The number of children adopted annually in England and Wales rose by almost 10 per cent between 2011 and 2012, official figures published tomorrow show.
It is the largest annual increase in adoptions in the 15 years that statistics have been collated. Child welfare experts believe Government pressure on local authorities to increase their numbers and reduce bureaucracy may be behind the rise. More than 5,200 children were given parents in 2012, an increase of 9.8 per cent on 2011.
In May 2012 the Government announced they would be giving local authorities score cards which rated their performance on adoption. Two months earlier, the Coalition published its Action Plan for Adoption, which included the demand that local authorities were much faster at putting children on the register. Some 63 per cent of those adopted were aged between one and four years, up from 62 per cent in 2011. The percentage of children adopted who were born outside marriage has also increased from 82 per cent in 2011 to 85 per cent last year.
The Department for Education last year said it was “determined to see more children considered for adoption, particularly those that were previously overlooked.” Since November it has introduced further measures, including a faster approval process for adopters and a legal obligation for all adoption agencies to refer prospective adopters to the Adoption Register within three months of approval.
Hugh Thornbery, chief executive of the charity Adoption UK, said: “It is encouraging the number of adoption orders increased in 2012. Adoption offers positive outcomes for children from the care system, providing them with a permanent family that many of them might not have if they remained in the care system.”
He warned, however, that if the support wasn’t improved for the increased numbers of adopters coming forward, then the Government might create problems for the next generation of adoptive families. “We need to remain committed to recruiting more adoptive parents but it is important to remember that any focus on recruiting adopters must go hand-in-hand with good support packages, both to encourage new adopters and ensure the long-term success of adoptive placements.”
A Department for Education spokeswoman said: “We welcome any rise in the rate of adoption. In England, too many children are waiting too long for loving, stable families. We are overhauling the system – simplifying the process for parents who want to adopt and giving them clear, independent information. We have also been clear that we expect councils to recruit more adopters and provide children with loving homes swiftly.”
In January the Government introduced a £150m grant for local authorities to spend on adoption recruitment reform and Voluntary Adoption Agencies were given almost £16m last month to expand.
Nick Parkes, adoption manager at Action for Children, said: “We’re pleased to see that more children are finding permanent, loving homes across England and Wales. We now need to build on this, and keep focused on finding the best possible placement for each and every child.”
Nicola Marshall, 43, from Halesowen, Dudley, adopted three siblings with her husband Ashley.

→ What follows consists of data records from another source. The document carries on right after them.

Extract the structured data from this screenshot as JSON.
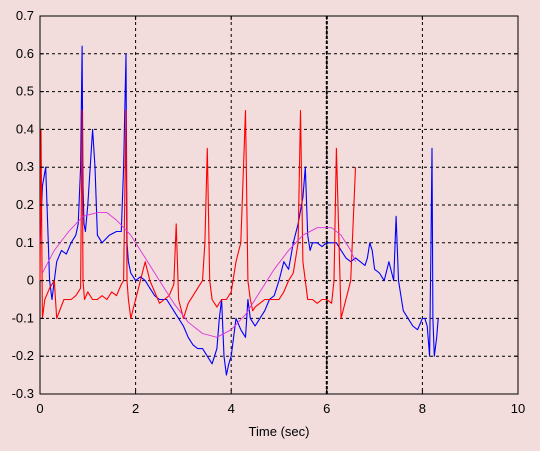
{
  "chart_data": {
    "type": "line",
    "title": "",
    "xlabel": "Time (sec)",
    "ylabel": "",
    "xlim": [
      0,
      10
    ],
    "ylim": [
      -0.3,
      0.7
    ],
    "xticks": [
      0,
      2,
      4,
      6,
      8,
      10
    ],
    "yticks": [
      -0.3,
      -0.2,
      -0.1,
      0,
      0.1,
      0.2,
      0.3,
      0.4,
      0.5,
      0.6,
      0.7
    ],
    "grid": true,
    "legend": "none",
    "vertical_marker_x": 6,
    "colors": {
      "blue": "#0000ff",
      "red": "#ff0000",
      "magenta": "#dd33dd",
      "background": "#f2dcdc"
    },
    "series": [
      {
        "color": "#0000ff",
        "x": [
          0,
          0.05,
          0.12,
          0.2,
          0.25,
          0.3,
          0.35,
          0.45,
          0.55,
          0.65,
          0.75,
          0.8,
          0.85,
          0.88,
          0.9,
          0.92,
          0.95,
          1.0,
          1.05,
          1.1,
          1.15,
          1.2,
          1.3,
          1.45,
          1.6,
          1.7,
          1.75,
          1.8,
          1.82,
          1.85,
          1.9,
          2.0,
          2.1,
          2.2,
          2.3,
          2.4,
          2.5,
          2.65,
          2.8,
          2.9,
          3.0,
          3.1,
          3.2,
          3.3,
          3.4,
          3.5,
          3.6,
          3.7,
          3.75,
          3.8,
          3.85,
          3.9,
          3.95,
          4.0,
          4.05,
          4.1,
          4.2,
          4.3,
          4.35,
          4.4,
          4.5,
          4.6,
          4.7,
          4.8,
          4.9,
          5.0,
          5.1,
          5.2,
          5.3,
          5.4,
          5.5,
          5.55,
          5.6,
          5.65,
          5.7,
          5.8,
          5.9,
          6.0,
          6.1,
          6.2,
          6.3,
          6.4,
          6.5,
          6.6,
          6.7,
          6.8,
          6.85,
          6.9,
          6.95,
          7.0,
          7.1,
          7.2,
          7.3,
          7.4,
          7.45,
          7.5,
          7.6,
          7.7,
          7.8,
          7.9,
          8.0,
          8.05,
          8.1,
          8.15,
          8.18,
          8.2,
          8.22,
          8.25,
          8.3,
          8.33
        ],
        "y": [
          0.1,
          0.25,
          0.3,
          0.0,
          -0.05,
          0.0,
          0.05,
          0.08,
          0.07,
          0.1,
          0.12,
          0.15,
          0.3,
          0.62,
          0.25,
          0.15,
          0.13,
          0.2,
          0.3,
          0.4,
          0.3,
          0.12,
          0.1,
          0.12,
          0.13,
          0.13,
          0.3,
          0.6,
          0.1,
          0.05,
          0.02,
          0.0,
          0.01,
          0.0,
          -0.02,
          -0.04,
          -0.05,
          -0.05,
          -0.08,
          -0.1,
          -0.12,
          -0.15,
          -0.17,
          -0.18,
          -0.18,
          -0.2,
          -0.22,
          -0.18,
          -0.1,
          -0.05,
          -0.2,
          -0.25,
          -0.22,
          -0.2,
          -0.15,
          -0.1,
          -0.13,
          -0.15,
          -0.05,
          -0.1,
          -0.12,
          -0.1,
          -0.08,
          -0.05,
          -0.04,
          0.0,
          0.05,
          0.03,
          0.1,
          0.15,
          0.22,
          0.3,
          0.12,
          0.08,
          0.1,
          0.1,
          0.09,
          0.1,
          0.1,
          0.1,
          0.08,
          0.06,
          0.05,
          0.06,
          0.05,
          0.04,
          0.06,
          0.1,
          0.08,
          0.03,
          0.02,
          0.0,
          0.05,
          0.0,
          0.17,
          0.0,
          -0.08,
          -0.1,
          -0.12,
          -0.13,
          -0.1,
          -0.1,
          -0.12,
          -0.2,
          0.1,
          0.35,
          -0.1,
          -0.2,
          -0.15,
          -0.1
        ]
      },
      {
        "color": "#ff0000",
        "x": [
          0,
          0.02,
          0.05,
          0.1,
          0.2,
          0.3,
          0.35,
          0.5,
          0.65,
          0.75,
          0.85,
          0.88,
          0.9,
          0.93,
          1.0,
          1.1,
          1.2,
          1.3,
          1.4,
          1.5,
          1.6,
          1.7,
          1.75,
          1.8,
          1.82,
          1.85,
          1.9,
          2.0,
          2.1,
          2.2,
          2.3,
          2.4,
          2.5,
          2.6,
          2.7,
          2.8,
          2.85,
          2.9,
          3.0,
          3.1,
          3.2,
          3.3,
          3.4,
          3.45,
          3.5,
          3.55,
          3.6,
          3.7,
          3.8,
          3.9,
          4.0,
          4.1,
          4.2,
          4.3,
          4.35,
          4.4,
          4.45,
          4.5,
          4.6,
          4.7,
          4.8,
          4.9,
          5.0,
          5.1,
          5.2,
          5.3,
          5.4,
          5.45,
          5.5,
          5.6,
          5.7,
          5.8,
          5.9,
          6.0,
          6.1,
          6.15,
          6.2,
          6.3,
          6.4,
          6.5,
          6.6
        ],
        "y": [
          0.0,
          0.4,
          -0.1,
          -0.05,
          -0.02,
          0.0,
          -0.1,
          -0.05,
          -0.05,
          -0.04,
          -0.02,
          0.45,
          0.0,
          -0.05,
          -0.03,
          -0.05,
          -0.05,
          -0.04,
          -0.05,
          -0.03,
          -0.04,
          -0.01,
          0.0,
          0.45,
          0.0,
          -0.05,
          -0.1,
          -0.05,
          0.0,
          0.05,
          0.0,
          -0.03,
          -0.06,
          -0.05,
          -0.04,
          -0.01,
          0.15,
          -0.05,
          -0.1,
          -0.06,
          -0.04,
          -0.02,
          0.0,
          0.1,
          0.35,
          0.0,
          -0.05,
          -0.07,
          -0.05,
          -0.05,
          -0.03,
          0.05,
          0.1,
          0.45,
          0.0,
          -0.05,
          -0.08,
          -0.07,
          -0.06,
          -0.05,
          -0.05,
          -0.05,
          -0.05,
          -0.03,
          0.0,
          0.02,
          0.1,
          0.45,
          0.05,
          -0.05,
          -0.05,
          -0.06,
          -0.05,
          -0.05,
          -0.06,
          0.0,
          0.35,
          -0.1,
          -0.05,
          0.0,
          0.3
        ]
      },
      {
        "color": "#dd33dd",
        "x": [
          0.05,
          0.3,
          0.6,
          0.9,
          1.2,
          1.4,
          1.6,
          1.9,
          2.2,
          2.5,
          2.8,
          3.1,
          3.4,
          3.7,
          4.0,
          4.3,
          4.6,
          4.9,
          5.2,
          5.5,
          5.8,
          6.1,
          6.3,
          6.5,
          6.6
        ],
        "y": [
          0.02,
          0.08,
          0.13,
          0.17,
          0.18,
          0.18,
          0.16,
          0.12,
          0.06,
          0.0,
          -0.06,
          -0.11,
          -0.14,
          -0.15,
          -0.13,
          -0.09,
          -0.03,
          0.03,
          0.08,
          0.12,
          0.14,
          0.14,
          0.12,
          0.08,
          0.05
        ]
      }
    ]
  }
}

“The children were four, five and six when we first adopted them and we’ve had them for five years now. The process from applying to adopt to when they came to live with us took three years. It took so long. Thankfully it’s not like that now.
“Some of the reasons for waiting were understandable, but a lot of it was a waste of time. It was bureaucracy, people losing papers and social workers being off and new ones assigned. We had to write a letter of complaint to the local authority because they dragged their feet for so long.
“Once we’d identified the children we were going to be matched with it should have been a smooth process, but it took from November until mid May. That was despite us already knowing the foster carers and having been the only people who expressed an interest.”